Hello,
I would like to have Seafile on a Windows Server 2016 terminal server, of course having many users concurrently logged in, each with their own Seafile account and own.
What is the current best practice to achieve this ?
Currently it looks like neither Seafile client, not SeaDrice 1.0 or SeaDrive 2.0 can handle this out of the box.
SeaDrive 2.0 and Windows Server 2016 won’t work together as stated here. But what’s the problem with SeaDrive 1.0? I know of users that use(d) SeaDrive 1.0 on TS.
But even if technically feasible, SeaDrive 1.0 on a terminal server is not good. This makes it a non-starter from my point of view: Every user can see the contents of the other users and can access them - without limitation.
Bottom line: If you want to use SeaDrive with TS, I warmly recommend an update to Window Server 1709 or, better, Windows Server 2019.
Thanks for your prompt answers.
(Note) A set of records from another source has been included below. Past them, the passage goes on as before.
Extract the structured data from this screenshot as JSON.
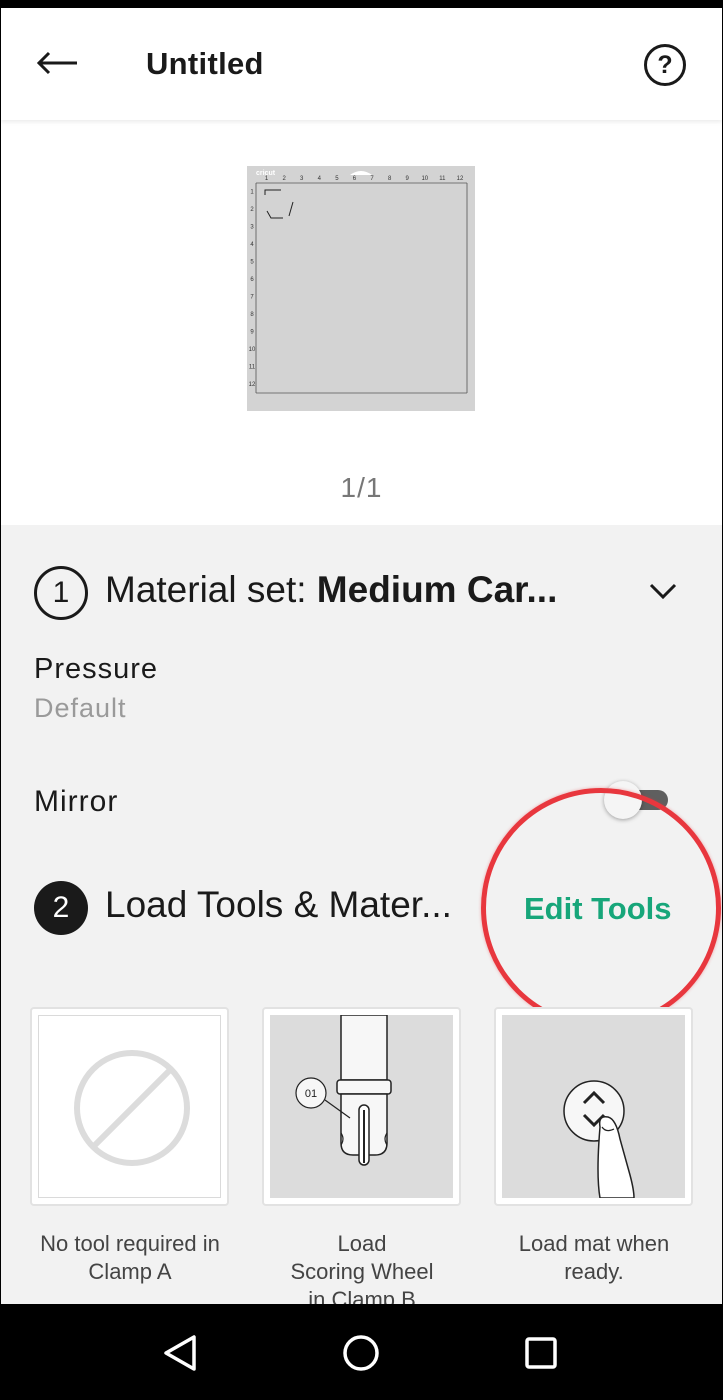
{
  "header": {
    "title": "Untitled",
    "back_icon": "arrow-left-icon",
    "help_label": "?"
  },
  "preview": {
    "mat_brand": "cricut",
    "ruler_top": [
      "1",
      "2",
      "3",
      "4",
      "5",
      "6",
      "7",
      "8",
      "9",
      "10",
      "11",
      "12"
    ],
    "ruler_left": [
      "1",
      "2",
      "3",
      "4",
      "5",
      "6",
      "7",
      "8",
      "9",
      "10",
      "11",
      "12"
    ],
    "page_count": "1/1"
  },
  "step1": {
    "number": "1",
    "label_prefix": "Material set: ",
    "material": "Medium Car..."
  },
  "settings": {
    "pressure_label": "Pressure",
    "pressure_value": "Default",
    "mirror_label": "Mirror",
    "mirror_on": false
  },
  "step2": {
    "number": "2",
    "label": "Load Tools & Mater...",
    "edit_tools_label": "Edit Tools"
  },
  "tool_cards": [
    {
      "icon": "no-tool-icon",
      "caption_lines": [
        "No tool required in",
        "Clamp A"
      ]
    },
    {
      "icon": "scoring-wheel-icon",
      "badge": "01",
      "caption_lines": [
        "Load",
        "Scoring Wheel",
        "in Clamp B"
      ]
    },
    {
      "icon": "load-mat-button-icon",
      "caption_lines": [
        "Load mat when",
        "ready."
      ]
    }
  ],
  "colors": {
    "accent": "#17a67a",
    "highlight": "#e8373e",
    "panel_bg": "#f2f2f2",
    "mat": "#d3d3d3"
  },
  "nav": {
    "back_icon": "triangle-back-icon",
    "home_icon": "circle-home-icon",
    "recent_icon": "square-recent-icon"
  }
}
Unfortunately upgrading to Windows Server 2019 is not as easy as it sounds are there are other applications on this server not yet supporting this OS version.
Is there any feasible solution with the older Seafile client ?
In your first post, you explicitly mentioned the Seafile Drive Client. Now you talk Seafile Sync Client.
The Seafile Drive and Sync Client are not identical. Actually they are pretty different. And they are not subject to the same restrictions. I am not familiar with this “trick” and cannot comment.